Using a dynamically hedged trading strategy, the authors are able to develop a new method for measuring risk premiums by attributing them to the risks exposed in specific moments of the distribution—namely, skew and variance. They demonstrate that the two premiums are related and that the variance premium trade strategy is potentially profitable. The skew strategy is not profitable when the variance strategy is hedged away.
What’s Inside?
The authors provide empirical evidence for—and a deeper understanding of—the coexistence of skew and variance risk premiums (or persistent expected excess returns) in the equity index market. Strategies that use the variance risk premium and strategies that use the skew risk premium are both profitable. But the skew strategy and the variance strategy are exposed to each other, and attempts to hedge away variance risk would significantly diminish the skew risk premium, and vice versa.
How Is This Research Useful to Practitioners?

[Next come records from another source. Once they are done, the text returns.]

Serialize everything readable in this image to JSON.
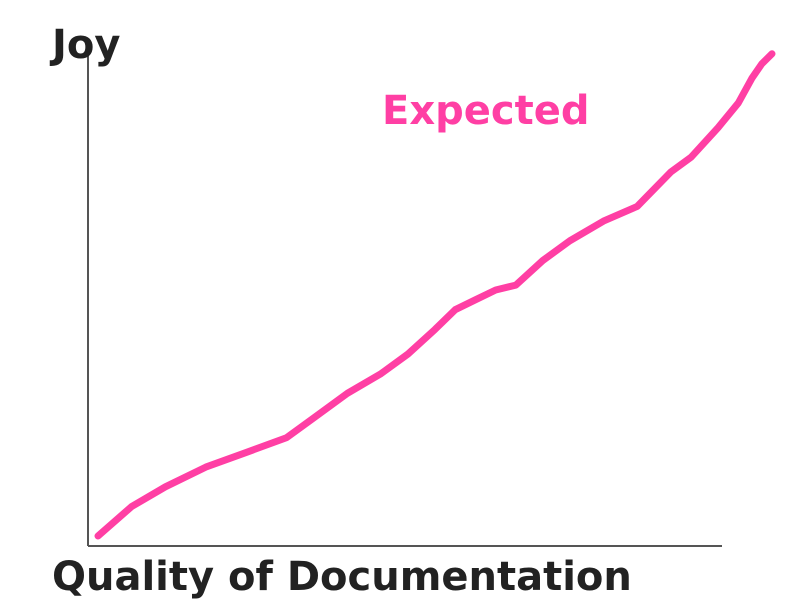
{
  "chart_data": {
    "type": "line",
    "xlabel": "Quality of Documentation",
    "ylabel": "Joy",
    "xlim": [
      0,
      100
    ],
    "ylim": [
      0,
      100
    ],
    "grid": false,
    "legend": "none",
    "series": [
      {
        "name": "Expected",
        "color": "#ff3fa4",
        "x": [
          0,
          5,
          10,
          16,
          22,
          28,
          32,
          37,
          42,
          46,
          50,
          53,
          56,
          59,
          62,
          66,
          70,
          75,
          80,
          85,
          88,
          92,
          95,
          97,
          98.5,
          100
        ],
        "y": [
          0,
          6,
          10,
          14,
          17,
          20,
          24,
          29,
          33,
          37,
          42,
          46,
          48,
          50,
          51,
          56,
          60,
          64,
          67,
          74,
          77,
          83,
          88,
          93,
          96,
          98
        ]
      }
    ]
  }
}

To explore the risk premiums associated with the return distribution and to measure the skew risk premium of US S&P 500 Index options, the authors develop a trading strategy. The strategy involves buying low-strike puts and writing high-strike calls along with trading options and forwards on the underlying, thereby replicating a skew swap. They use dynamic hedging to maintain constant risk exposure and find a significant skew risk premium.
The results indicate that the profit from buying skew swaps is highly correlated with the profit from writing variance swaps. The writer of the variance swap loses money when implied variance increases. The increase in implied variance causes an increase in covariance between variance and returns, thereby causing the buyer of skew swaps to lose money. The authors suggest that variance swaps and skew swaps create similar kinds of risk exposure.
In addition, they demonstrate that the strategy of buying skew swaps and hedging by buying variance swaps does not generate significant excess return. Both skew and variance risk premiums display time variation, and the same combination of risk factors drives both risk premiums.
There is strong evidence that both variance and skew risk premiums exist in the equity index market. The authors’ scale is sufficiently large to be reflected in an asset pricing model. Premiums do not seem to be explained by the equity risk premium, but there is enough empirical evidence to suggest that a single risk factor is sufficient to explain both premiums.
How Did the Authors Conduct This Research?
The authors develop a method to measure the risk premium in any desired moment of returns. It is a trading strategy that allows for the direct interpretation of the expected return as a risk premium, and the marked-to-market value of the strategy perfectly hedges for changes in the implied moment. Therefore, the average profit can be identified as the risk premium for being exposed to the risk in that moment.
For accuracy, the authors maintain the stability of the same risk exposures by dynamically rebalancing the option portfolio. They use the European options written on the S&P 500 spot index traded on the CBOE. The period covered is from January 1996 to January 2012, and the data are from OptionMetrics. The dataset includes closing bid–ask quotes for all corresponding strike prices, the implied volatility, the zero-yield curve, and closing spot prices of the underlying.
More than 40% of the implied skew in the index option prices with one month to expiry can be explained by the risk premium. The authors find that skew risk is closely related to variance risk, and the excess returns on skew swaps and variance swaps exhibit a correlation of nearly 0.9. They also find that the relationship between skew and variance risk is concealed when the positions are not rebalanced; with the corresponding buy-and-hold strategies, the correlation between the excess returns on skew and variance swaps drops to 0.3.
Abstractor’s Viewpoint
The authors provide a new methodology for understanding and measuring risk premiums in any moment of returns. They show the significance of the skew risk premium in the S&P 500 Index and also demonstrate that there is a strong correlation between the skew and variance risk premium when dynamic hedging is used. This result is very useful when hedging the portfolios for variance and skewness.
I agree with the authors that their constant maturity moment swaps provide a more direct exposure to moment risks and are more effective than static or infrequently balanced portfolios in response to significant risks.